What is the fastest way to create a checksum for large files in C#
Solution 1:
The problem here is that SHA256Managed
reads 4096 bytes at a time (inherit from FileStream
and override Read(byte[], int, int)
to see how much it reads from the filestream), which is too small a buffer for disk IO.
To speed things up (2 minutes for hashing 2 Gb file on my machine with SHA256, 1 minute for MD5) wrap FileStream
in BufferedStream
and set reasonably-sized buffer size (I tried with ~1 Mb buffer):
// Not sure if BufferedStream should be wrapped in using block
using(var stream = new BufferedStream(File.OpenRead(filePath), 1200000))
{
// The rest remains the same
}
Solution 2:
Don't checksum the entire file, create checksums every 100mb or so, so each file has a collection of checksums.
Then when comparing checksums, you can stop comparing after the first different checksum, getting out early, and saving you from processing the entire file.
It'll still take the full time for identical files.
Solution 3:
As Anton Gogolev noted, FileStream reads 4096 bytes at a time by default, But you can specify any other value using the FileStream constructor:
new FileStream(file, FileMode.Open, FileAccess.Read, FileShare.ReadWrite, 16 * 1024 * 1024)
Note that Brad Abrams from Microsoft wrote in 2004:
there is zero benefit from wrapping a BufferedStream around a FileStream. We copied BufferedStream’s buffering logic into FileStream about 4 years ago to encourage better default performance
source
Solution 4:
Invoke the windows port of md5sum.exe. It's about two times as fast as the .NET implementation (at least on my machine using a 1.2 GB file)

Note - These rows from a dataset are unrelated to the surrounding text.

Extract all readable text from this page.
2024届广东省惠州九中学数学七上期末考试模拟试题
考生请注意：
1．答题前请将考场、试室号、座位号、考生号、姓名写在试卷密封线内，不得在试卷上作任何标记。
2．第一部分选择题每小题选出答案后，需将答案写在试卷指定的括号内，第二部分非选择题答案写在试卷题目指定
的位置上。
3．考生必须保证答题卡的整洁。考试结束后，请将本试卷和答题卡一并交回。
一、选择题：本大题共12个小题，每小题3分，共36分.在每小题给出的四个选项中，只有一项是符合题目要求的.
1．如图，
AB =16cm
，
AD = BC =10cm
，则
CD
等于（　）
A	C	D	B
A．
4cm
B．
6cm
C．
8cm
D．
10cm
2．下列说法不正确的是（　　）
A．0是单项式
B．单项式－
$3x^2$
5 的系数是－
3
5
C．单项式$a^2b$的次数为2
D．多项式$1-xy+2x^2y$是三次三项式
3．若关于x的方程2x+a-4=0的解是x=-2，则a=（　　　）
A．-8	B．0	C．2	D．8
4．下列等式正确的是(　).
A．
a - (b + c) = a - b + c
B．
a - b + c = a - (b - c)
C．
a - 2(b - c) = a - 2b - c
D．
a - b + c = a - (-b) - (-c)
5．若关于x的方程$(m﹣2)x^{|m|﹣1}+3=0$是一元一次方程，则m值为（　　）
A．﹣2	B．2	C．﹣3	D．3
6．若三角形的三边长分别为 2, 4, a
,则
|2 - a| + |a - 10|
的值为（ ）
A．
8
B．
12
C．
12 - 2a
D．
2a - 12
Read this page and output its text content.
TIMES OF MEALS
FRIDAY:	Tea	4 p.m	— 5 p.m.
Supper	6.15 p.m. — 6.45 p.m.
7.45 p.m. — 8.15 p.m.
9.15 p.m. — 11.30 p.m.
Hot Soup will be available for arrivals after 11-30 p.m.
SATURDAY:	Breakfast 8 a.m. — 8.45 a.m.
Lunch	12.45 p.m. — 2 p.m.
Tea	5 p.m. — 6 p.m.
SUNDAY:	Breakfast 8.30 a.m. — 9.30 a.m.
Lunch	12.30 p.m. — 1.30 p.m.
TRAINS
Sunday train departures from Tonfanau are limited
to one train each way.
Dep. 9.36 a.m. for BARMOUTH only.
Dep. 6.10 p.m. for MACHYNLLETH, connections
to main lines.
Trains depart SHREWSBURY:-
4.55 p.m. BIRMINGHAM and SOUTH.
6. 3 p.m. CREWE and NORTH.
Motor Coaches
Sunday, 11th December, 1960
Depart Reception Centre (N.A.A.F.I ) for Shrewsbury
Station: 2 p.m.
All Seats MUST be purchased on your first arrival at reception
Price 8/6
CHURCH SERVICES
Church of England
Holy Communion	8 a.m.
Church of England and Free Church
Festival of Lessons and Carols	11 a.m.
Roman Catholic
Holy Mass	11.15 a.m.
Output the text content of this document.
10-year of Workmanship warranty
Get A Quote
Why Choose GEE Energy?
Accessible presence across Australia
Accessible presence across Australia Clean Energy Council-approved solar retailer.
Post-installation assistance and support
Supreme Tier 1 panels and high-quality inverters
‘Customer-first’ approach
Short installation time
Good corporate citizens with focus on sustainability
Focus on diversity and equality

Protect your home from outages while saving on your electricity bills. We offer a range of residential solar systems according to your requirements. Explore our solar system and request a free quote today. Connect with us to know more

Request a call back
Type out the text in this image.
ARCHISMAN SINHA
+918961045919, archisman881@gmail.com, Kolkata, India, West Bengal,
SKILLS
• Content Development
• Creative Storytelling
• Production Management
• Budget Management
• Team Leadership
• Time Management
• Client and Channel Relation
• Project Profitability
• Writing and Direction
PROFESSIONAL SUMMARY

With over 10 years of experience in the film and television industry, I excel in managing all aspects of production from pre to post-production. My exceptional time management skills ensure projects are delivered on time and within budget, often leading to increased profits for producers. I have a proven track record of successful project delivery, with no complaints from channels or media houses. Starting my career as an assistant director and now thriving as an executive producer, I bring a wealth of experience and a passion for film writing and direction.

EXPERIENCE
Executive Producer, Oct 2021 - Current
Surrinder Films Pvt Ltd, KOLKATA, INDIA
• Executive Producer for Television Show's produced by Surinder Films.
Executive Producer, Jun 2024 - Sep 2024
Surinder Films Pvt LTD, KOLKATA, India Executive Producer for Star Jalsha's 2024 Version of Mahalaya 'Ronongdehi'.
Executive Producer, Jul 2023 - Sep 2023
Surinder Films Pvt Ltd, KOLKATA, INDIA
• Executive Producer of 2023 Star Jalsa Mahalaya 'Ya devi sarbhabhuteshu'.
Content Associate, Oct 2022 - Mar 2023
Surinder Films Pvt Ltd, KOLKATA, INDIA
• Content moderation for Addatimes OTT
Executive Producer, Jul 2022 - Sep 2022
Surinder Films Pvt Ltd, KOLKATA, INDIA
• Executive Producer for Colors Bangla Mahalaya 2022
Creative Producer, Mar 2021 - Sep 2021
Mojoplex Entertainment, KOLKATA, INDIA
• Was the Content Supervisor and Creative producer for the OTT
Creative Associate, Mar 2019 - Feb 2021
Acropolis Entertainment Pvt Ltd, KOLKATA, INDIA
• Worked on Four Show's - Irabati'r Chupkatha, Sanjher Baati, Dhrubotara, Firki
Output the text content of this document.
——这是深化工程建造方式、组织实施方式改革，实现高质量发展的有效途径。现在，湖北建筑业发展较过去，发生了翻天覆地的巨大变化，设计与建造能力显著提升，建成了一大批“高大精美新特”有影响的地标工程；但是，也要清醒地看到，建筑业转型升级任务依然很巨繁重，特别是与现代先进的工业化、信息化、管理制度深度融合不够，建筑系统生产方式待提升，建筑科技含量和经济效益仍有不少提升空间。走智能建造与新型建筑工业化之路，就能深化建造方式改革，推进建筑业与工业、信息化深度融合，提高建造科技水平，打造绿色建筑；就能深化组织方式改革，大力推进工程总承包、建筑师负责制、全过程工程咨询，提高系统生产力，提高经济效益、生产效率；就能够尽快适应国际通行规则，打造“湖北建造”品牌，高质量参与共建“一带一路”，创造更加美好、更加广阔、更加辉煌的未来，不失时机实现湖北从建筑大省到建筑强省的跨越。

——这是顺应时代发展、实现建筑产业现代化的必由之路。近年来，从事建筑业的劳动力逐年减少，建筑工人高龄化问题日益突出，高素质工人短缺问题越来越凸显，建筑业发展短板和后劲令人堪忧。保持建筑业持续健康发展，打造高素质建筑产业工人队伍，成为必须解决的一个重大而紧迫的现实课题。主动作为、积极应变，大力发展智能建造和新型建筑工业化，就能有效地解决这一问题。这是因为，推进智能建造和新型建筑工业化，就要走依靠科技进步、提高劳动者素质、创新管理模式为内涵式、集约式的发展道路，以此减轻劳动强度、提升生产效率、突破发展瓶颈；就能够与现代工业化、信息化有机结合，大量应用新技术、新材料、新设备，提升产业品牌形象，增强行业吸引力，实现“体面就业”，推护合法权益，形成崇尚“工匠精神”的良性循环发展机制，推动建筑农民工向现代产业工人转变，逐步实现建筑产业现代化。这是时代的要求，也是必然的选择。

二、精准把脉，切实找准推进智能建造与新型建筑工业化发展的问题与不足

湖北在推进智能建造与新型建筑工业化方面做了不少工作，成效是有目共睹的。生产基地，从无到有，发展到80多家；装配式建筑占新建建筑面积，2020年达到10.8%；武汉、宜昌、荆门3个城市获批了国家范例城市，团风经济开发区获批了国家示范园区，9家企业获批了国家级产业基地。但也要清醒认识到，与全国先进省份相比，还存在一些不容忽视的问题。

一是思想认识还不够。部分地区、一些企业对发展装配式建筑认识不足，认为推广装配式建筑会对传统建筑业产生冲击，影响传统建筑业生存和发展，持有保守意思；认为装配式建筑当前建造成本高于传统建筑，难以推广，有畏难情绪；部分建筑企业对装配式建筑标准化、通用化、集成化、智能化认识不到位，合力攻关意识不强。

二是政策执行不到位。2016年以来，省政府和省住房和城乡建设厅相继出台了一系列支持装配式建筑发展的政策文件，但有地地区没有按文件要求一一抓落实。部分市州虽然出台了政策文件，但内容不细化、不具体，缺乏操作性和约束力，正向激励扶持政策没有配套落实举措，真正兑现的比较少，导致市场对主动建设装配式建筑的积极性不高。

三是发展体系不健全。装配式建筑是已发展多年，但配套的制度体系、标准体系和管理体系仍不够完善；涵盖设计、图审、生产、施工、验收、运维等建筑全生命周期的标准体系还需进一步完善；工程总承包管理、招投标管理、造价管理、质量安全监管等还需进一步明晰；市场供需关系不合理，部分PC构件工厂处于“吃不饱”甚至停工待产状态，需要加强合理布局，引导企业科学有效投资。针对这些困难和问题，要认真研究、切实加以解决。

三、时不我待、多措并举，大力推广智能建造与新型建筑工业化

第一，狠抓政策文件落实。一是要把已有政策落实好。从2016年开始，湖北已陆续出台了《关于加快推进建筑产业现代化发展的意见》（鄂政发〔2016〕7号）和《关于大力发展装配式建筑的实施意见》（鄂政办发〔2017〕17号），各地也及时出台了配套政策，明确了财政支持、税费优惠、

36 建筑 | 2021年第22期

public static string Md5SumByProcess(string file) {
var p = new Process ();
p.StartInfo.FileName = "md5sum.exe";
p.StartInfo.Arguments = file;
p.StartInfo.UseShellExecute = false;
p.StartInfo.RedirectStandardOutput = true;
p.Start();
p.WaitForExit();
string output = p.StandardOutput.ReadToEnd();
return output.Split(' ')[0].Substring(1).ToUpper ();
}